So, you know, it's possible that we get to the merits in this
case and they decide that the President has an Article II authority to remove
assistant U.S. attorneys. I'm skeptical that will happen, but we'll see.
Benjamin Wittes: And
just to flesh that out for those who are skeptical of your skepticism because,
you know, the Supreme Court is conservative and all that Article II is actually
pretty clear that lower inferior officers can be hired and fired by people
other than the president and presumably therefore Congress can create, you
know, tenure protections or civil service protections for them.
The civil service has been around a long time.
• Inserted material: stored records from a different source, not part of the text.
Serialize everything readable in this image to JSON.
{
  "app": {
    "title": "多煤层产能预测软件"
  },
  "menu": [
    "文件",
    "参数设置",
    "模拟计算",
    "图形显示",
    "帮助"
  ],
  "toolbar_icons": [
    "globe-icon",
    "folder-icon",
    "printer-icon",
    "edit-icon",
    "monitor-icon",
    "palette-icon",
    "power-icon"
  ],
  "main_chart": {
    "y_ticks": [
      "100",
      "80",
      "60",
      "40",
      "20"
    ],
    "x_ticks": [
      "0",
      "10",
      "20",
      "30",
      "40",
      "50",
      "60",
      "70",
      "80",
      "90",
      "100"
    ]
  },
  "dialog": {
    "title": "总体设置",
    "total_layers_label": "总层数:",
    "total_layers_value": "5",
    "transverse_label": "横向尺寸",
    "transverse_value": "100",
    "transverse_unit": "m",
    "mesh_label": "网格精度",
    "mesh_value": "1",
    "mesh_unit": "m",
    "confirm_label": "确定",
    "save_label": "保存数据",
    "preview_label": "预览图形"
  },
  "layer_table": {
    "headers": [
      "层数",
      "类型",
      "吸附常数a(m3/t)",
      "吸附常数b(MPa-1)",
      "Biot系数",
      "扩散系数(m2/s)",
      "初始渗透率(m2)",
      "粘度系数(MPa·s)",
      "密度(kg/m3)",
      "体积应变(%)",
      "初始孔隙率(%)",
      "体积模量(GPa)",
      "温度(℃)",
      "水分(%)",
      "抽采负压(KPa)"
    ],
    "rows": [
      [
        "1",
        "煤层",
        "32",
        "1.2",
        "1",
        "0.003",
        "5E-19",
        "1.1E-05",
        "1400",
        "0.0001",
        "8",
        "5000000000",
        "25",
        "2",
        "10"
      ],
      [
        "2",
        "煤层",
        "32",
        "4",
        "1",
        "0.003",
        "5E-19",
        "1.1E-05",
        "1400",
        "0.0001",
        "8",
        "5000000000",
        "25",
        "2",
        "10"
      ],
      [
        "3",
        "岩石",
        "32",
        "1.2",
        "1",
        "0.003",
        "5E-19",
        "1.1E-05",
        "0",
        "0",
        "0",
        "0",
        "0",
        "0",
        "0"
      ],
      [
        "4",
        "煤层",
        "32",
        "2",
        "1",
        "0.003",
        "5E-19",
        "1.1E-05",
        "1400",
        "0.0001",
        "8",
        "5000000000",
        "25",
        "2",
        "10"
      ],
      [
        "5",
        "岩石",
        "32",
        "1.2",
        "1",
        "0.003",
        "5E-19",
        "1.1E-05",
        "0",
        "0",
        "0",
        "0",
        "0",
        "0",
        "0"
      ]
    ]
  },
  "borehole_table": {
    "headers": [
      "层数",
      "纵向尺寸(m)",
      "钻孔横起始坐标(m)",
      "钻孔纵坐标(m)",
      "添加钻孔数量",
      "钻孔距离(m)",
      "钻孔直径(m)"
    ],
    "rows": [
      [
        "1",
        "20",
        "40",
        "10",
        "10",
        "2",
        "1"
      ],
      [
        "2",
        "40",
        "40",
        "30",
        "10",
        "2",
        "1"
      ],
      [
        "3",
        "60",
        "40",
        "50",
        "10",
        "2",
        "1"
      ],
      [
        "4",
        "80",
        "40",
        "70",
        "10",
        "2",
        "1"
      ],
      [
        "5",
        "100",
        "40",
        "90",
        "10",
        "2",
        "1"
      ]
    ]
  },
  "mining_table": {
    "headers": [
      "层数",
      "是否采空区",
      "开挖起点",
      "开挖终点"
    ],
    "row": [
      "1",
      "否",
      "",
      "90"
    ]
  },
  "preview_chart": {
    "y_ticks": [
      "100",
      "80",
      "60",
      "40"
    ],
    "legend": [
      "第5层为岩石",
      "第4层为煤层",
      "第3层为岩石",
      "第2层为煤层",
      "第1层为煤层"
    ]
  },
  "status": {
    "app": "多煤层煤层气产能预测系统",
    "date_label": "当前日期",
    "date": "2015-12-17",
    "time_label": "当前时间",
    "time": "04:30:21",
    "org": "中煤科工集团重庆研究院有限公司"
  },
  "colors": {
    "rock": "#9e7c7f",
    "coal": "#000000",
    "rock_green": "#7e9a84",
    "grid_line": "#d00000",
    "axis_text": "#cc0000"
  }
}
I'm, I would be
stunned if the Supreme Court took the position that the president has the
authority, inherent authority to reach down to the assistant the assistant U.S.
attorney level and fire a line prosecutor because he doesn't like her dad. Is
that the source of your skepticism as well or am I missing something?
Nick Bednar: No,
that's right. I think the Constitution, right, has always been interpreted such
that inferior officers, Congress can protect from removal, same with employees.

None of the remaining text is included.